CASH DIVIDENDS UP BY 150% IN LESS THAN 3 YEARS
- Our most recently declared quarterly cash dividend of $.10 per
share represents an increase of 150% since our first dividend paid
less than three years ago (as adjusted for stock dividends).
- In addition, the 150% increase does not include our special
dividend of $.22 per share paid earlier this year (as adjusted for
our 15% stock dividend).
STOCK PRICE UP OVER 130% IN LESS THAN 3 YEARS
- Our original stockholders have seen the price of their stock
increase by over 130% in less than three years. This increase
excludes the above cash dividends.
- Our stock price increased by over 60% in the 12 months ended
June 30, 1997.
- Our stock was recently added to the Russell 2000 Index.
AGGRESSIVE STOCK REPURCHASES
- We have nearly completed six separate stock repurchases since
May 1995 at an aggregate cost of $47.6 million, including in
fiscal 1996 three times the normal amount permitted by federal
regulations. However, despite Mr.

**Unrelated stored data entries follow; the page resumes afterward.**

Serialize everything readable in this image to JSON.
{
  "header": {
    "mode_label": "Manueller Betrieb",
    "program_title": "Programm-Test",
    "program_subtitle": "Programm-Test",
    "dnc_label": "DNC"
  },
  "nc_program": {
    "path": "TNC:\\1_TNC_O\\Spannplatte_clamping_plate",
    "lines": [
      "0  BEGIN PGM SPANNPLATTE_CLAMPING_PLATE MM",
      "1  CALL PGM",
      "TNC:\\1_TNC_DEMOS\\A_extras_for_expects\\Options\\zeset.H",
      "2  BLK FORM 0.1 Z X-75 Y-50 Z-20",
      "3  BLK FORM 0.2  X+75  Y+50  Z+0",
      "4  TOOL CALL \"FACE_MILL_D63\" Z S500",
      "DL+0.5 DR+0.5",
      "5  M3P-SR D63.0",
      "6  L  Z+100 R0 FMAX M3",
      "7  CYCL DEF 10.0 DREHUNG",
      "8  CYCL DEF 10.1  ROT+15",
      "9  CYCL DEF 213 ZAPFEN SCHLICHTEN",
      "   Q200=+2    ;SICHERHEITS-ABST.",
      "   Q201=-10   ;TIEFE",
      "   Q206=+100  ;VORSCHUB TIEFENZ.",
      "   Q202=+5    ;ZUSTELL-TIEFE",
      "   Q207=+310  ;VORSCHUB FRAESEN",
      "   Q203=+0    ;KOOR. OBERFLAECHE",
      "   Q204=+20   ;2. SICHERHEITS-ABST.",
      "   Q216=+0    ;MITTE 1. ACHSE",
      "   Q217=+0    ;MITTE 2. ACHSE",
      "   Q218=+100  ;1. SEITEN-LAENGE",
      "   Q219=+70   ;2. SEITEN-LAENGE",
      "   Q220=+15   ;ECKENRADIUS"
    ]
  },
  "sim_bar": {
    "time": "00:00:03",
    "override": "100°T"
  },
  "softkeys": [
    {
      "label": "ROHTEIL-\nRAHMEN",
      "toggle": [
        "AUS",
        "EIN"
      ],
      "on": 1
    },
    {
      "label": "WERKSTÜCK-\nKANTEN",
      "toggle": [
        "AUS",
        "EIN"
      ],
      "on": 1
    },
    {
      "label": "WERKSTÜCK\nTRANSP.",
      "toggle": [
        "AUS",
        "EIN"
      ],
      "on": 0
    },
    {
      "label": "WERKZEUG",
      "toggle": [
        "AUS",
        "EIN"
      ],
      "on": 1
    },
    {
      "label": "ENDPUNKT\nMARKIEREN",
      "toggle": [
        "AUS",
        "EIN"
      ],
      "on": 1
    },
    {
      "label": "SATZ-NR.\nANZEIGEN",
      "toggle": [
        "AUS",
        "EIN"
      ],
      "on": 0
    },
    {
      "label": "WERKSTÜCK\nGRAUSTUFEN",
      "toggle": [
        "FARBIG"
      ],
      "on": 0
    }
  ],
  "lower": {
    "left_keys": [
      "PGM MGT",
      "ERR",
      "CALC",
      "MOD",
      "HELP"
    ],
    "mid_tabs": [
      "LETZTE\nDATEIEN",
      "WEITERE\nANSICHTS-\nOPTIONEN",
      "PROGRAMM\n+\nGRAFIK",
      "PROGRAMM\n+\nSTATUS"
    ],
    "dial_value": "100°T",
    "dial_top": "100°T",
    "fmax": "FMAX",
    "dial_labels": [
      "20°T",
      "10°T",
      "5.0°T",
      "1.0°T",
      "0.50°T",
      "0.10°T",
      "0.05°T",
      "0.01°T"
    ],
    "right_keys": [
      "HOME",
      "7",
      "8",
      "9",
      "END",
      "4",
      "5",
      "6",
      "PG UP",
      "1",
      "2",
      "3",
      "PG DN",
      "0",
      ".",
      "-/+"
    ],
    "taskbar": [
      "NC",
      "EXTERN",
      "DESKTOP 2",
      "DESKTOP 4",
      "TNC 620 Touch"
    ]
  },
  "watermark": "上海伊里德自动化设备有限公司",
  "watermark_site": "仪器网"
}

Beier's assertion, our last
repurchase occurred over five months ago.
- While the stock repurchases reduce our interest-earnings
assets and interest income in the short term, in the long run they
increase our return on equity and earnings per share for our
remaining stockholders.
- Our stock repurchases and cash dividends have enabled us to
reduce our excess capital by over 35% as of March 31, 1997, thus
improving the returns to existing stockholders and the franchise
value of IBS Financial.
<PAGE>
LOAN PORTFOLIO UP OVER 40%
- From December 31, 1994 to March 31, 1997, the Company's net
loan portfolio increased by over 40%.
- We also have originated more profitable types of loans, such as
commercial real estate loans which more than doubled in this period.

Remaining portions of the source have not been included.